Fourier series representation

A Fourier series is a way to represent a function as the sum of simple sine and cosine waves. For a function defined over a square region, we use a double Fourier series, which involves two sets of sine functions \( \sin\left(\frac{m \pi x}{l}\right) \) and \( \sin\left(\frac{n \pi y}{l}\right) \). This representation helps to break down the initial complex shape into a series of simpler oscillatory components.

The double Fourier series representation of a function is given by:
\[ f(x, y) = \sum_{m=1}^\infty \sum_{n=1}^\infty A_{mn} \sin\left(\frac{m \pi x}{l}\right) \sin\left(\frac{n \pi y}{l}\right) \].

Here, \(A_{mn}\) are the Fourier coefficients we calculated previously. By summing up these weighted sine terms, we can reconstruct the initial shape function. This makes it a very powerful tool for understanding complex patterns and predicting future behavior.

time-dependent shape function

The shape function of the membrane changes over time due to oscillations. To describe this dynamic behavior, we extend our Fourier series representation to include a time-dependent component. This is done by adding a cosine function that accounts for temporal changes:
\[ u(x, y, t) = \sum_{m=1}^\infty \sum_{n=1}^\infty A_{mn} \sin\left(\frac{m \pi x}{l}\right) \sin\left(\frac{n \pi y}{l}\right) \cos(\omega_{mn} t) \].

Here, \( \omega_{mn} = \sqrt{\frac{m^2 + n^2}{l^2}} \) is the angular frequency of the oscillation. This equation shows how each sine wave component of the initial shape evolves over time.
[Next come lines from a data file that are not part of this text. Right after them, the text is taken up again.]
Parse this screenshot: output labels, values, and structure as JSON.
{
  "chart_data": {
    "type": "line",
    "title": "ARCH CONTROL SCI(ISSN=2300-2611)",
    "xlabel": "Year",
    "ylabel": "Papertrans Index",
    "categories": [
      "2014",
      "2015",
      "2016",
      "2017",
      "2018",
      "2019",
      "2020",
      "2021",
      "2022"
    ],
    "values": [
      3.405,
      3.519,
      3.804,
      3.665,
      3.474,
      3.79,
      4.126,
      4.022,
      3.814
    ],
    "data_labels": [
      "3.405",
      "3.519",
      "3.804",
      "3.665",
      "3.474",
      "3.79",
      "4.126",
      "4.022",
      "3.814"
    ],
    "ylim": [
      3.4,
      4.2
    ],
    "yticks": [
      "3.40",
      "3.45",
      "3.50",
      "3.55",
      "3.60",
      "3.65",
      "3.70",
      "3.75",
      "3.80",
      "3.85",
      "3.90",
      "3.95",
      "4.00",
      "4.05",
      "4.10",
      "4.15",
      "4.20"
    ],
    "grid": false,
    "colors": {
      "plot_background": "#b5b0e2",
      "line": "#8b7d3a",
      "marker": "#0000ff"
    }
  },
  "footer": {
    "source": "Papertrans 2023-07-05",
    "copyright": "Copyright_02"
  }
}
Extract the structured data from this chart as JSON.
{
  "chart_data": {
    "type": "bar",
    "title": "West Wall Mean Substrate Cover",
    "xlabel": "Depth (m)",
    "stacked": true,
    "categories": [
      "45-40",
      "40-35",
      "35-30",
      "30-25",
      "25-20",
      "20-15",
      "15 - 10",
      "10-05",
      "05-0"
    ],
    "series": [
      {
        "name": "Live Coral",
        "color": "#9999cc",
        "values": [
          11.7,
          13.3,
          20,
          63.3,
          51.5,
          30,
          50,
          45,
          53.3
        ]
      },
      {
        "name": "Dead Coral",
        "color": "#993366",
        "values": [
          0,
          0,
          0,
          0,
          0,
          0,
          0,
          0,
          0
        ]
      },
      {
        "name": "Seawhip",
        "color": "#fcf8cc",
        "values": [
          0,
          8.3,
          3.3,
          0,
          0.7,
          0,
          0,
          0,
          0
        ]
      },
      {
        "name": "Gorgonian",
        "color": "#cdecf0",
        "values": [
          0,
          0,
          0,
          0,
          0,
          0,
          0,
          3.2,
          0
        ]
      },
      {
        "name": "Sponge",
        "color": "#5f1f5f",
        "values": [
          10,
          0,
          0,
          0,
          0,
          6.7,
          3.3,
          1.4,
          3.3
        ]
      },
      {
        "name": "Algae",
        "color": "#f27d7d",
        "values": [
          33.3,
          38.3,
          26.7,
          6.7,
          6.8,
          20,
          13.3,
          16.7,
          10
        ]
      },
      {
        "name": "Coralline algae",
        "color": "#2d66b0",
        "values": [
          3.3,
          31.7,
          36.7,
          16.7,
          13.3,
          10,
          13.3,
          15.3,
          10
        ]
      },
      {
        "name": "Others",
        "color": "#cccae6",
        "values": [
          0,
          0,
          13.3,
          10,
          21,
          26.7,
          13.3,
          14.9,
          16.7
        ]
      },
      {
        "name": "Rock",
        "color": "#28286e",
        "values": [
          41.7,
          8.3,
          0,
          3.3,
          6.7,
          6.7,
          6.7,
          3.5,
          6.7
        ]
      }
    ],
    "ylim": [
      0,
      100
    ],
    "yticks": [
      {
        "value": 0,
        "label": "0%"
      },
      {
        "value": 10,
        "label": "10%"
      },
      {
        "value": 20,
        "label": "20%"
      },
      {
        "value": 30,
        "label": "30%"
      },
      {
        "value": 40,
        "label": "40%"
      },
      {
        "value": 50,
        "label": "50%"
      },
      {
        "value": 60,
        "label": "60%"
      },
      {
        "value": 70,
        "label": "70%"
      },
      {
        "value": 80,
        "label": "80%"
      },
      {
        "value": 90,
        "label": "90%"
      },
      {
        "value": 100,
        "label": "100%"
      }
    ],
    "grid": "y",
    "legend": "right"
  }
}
The cosine terms \( \cos(\omega_{mn} t) \) describe the time evolution of each mode of the membrane's vibration.

• \(u(x, y, t)\): Shape of the membrane at time \(t\)
• \(\omega_{mn}\): Angular frequency specific to each mode
• \Cosine term: Represents the temporal evolution

double integral calculation

The calculation of the Fourier coefficients \(A_{mn}\) involves evaluating a double integral. This process may seem complex, but it is crucial for determining the exact contribution of each sine wave component.

To compute the coefficients, we start with the integral formula:
\[ A_{mn} = \frac{4}{l^2} \int_0^l x(l-x) \sin\left(\frac{m \pi x}{l}\right) dx \int_0^l y(l-y) \sin\left(\frac{n \pi y}{l}\right) dy \].

In this formula, the double integral is broken down into two single integrals, one over \(x\) and one over \(y\).

• First Integral: \( \int_0^l x(l-x) \sin\left(\frac{m \pi x}{l}\right) dx \)
• Second Integral: \( \int_0^l y(l-y) \sin\left(\frac{n \pi y}{l}\right) dy \)

Solving these integrals requires integration by parts or using standard integral tables. Once computed, these integrals yield the numerical values of \(A_{mn}\), which we then plug back into the Fourier series formula to get the full representation.